← Hub
Topic 05 · Phase 1 · Animated

When Lines Aren't Enough

Advanced Regression — polynomial features, interactions, and non-linear fits

1

The Problem

A dataset of salary vs years of experience doesn't follow a straight line — early-career growth is steep, senior growth plateaus. A linear model underfits. We need curved fitting.

Linear fit
Misses the curve — underfits both ends
Polynomial fit
Captures curvature while staying interpretable
"Adding x² to your features doesn't make the model non-linear — it still uses OLS. Only the feature engineering is non-linear."
2

The Intuition

Polynomial regression is still linear regression — we just engineer new features from existing ones.
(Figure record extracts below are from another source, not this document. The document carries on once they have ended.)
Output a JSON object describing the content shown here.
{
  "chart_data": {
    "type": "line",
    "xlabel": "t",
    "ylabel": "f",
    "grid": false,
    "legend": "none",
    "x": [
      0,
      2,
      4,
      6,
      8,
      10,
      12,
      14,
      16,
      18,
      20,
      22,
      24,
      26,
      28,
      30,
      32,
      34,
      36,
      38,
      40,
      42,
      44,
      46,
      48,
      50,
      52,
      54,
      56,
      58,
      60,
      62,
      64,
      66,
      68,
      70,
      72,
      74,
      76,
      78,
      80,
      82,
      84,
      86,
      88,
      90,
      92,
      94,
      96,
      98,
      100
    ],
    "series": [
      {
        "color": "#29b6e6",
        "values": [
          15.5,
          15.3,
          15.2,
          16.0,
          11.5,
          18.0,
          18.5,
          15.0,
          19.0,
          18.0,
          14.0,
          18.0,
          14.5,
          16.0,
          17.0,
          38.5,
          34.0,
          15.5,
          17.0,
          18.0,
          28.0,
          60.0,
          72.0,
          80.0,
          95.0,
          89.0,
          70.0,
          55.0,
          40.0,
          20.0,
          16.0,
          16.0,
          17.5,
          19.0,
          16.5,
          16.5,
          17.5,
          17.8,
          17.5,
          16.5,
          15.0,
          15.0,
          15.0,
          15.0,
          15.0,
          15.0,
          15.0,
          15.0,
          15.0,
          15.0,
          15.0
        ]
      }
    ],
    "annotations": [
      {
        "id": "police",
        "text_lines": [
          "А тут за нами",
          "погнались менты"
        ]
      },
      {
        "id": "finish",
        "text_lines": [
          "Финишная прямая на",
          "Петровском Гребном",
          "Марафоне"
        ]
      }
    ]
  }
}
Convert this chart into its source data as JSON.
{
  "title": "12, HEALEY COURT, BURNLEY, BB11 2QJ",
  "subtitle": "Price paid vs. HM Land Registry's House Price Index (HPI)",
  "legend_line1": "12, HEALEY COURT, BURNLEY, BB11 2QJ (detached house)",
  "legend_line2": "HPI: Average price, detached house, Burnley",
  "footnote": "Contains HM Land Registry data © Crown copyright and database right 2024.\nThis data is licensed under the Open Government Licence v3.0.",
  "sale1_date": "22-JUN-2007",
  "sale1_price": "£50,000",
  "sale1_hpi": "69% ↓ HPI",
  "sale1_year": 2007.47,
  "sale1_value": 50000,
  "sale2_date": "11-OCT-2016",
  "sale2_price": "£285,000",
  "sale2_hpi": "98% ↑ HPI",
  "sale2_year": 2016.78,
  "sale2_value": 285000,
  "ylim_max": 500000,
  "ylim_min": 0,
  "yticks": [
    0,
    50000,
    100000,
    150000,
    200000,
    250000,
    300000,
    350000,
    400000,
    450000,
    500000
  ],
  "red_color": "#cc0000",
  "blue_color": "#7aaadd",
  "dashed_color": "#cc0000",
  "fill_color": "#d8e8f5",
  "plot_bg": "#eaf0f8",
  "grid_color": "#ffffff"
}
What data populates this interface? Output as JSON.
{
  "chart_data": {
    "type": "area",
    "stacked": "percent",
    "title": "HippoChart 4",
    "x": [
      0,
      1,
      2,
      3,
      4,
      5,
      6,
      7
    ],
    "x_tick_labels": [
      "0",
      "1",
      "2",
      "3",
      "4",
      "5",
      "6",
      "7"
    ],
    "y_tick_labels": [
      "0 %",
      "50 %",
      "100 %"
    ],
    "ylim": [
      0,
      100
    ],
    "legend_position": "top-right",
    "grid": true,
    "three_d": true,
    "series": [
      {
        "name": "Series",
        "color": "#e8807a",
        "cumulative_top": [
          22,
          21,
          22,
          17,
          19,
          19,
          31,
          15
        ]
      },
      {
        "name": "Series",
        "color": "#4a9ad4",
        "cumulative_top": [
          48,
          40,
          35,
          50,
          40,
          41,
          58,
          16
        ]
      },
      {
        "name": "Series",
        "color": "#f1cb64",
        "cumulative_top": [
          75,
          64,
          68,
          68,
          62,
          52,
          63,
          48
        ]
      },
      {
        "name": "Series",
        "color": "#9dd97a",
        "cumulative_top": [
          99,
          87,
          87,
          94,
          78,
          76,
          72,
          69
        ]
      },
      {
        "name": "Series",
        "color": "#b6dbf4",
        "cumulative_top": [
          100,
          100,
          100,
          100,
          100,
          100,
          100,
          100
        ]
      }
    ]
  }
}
Add x² and x³ as features, then fit a straight line in that higher-dimensional space.

Degree 1 → straight line
ŷ = β₀ + β₁x
Degree 2 → parabola
ŷ = β₀ + β₁x + β₂x²
Degree 10 → likely overfit
ŷ = β₀ + β₁x + … + β₁₀x¹⁰ ← danger zone
3

The Math

Feature Transformation
[x] → [1, x, x², x³, …, xᵈ] then standard OLS
Interaction Terms
ŷ = β₀ + β₁x₁ + β₂x₂ + β₃x₁x₂

The x₁x₂ term captures how the effect of x₁ depends on x₂.

Bias-Variance Tradeoff

As degree ↑: bias ↓, variance ↑. The optimal degree balances both — find it with cross-validation.

4

Assumptions & Pitfalls

Overfitting explodes with high degree. Degree ≥ 5 usually overfits unless you regularise.
Extrapolation is dangerous. Polynomial curves go wild outside the training data range.
Multicollinearity of polynomial features. x, x², x³ are highly correlated. Always pair with Ridge regularisation.
5

When to Use

Strengths

  • Captures curved relationships
  • Still interpretable (linear in parameters)
  • No new algorithm — reuse OLS
  • Interaction terms model dependencies

Limitations

  • Overfits at high degree
  • Poor extrapolation
  • Feature space explodes with multivariate data
  • Requires regularisation
Salary vs experience Drug dose-response Physics-inspired features

Key Takeaways

Features, Not Algorithm

Polynomial regression is linear regression with engineered features. The learning algorithm stays the same.

Degree is a Hyperparameter

Tune degree via cross-validation. Pair with Ridge regularisation to avoid overfitting at degrees 3+.

Interactions Capture Dependencies

Sometimes x₁ only matters when x₂ is high. Interaction terms like x₁×x₂ encode this dependency explicitly.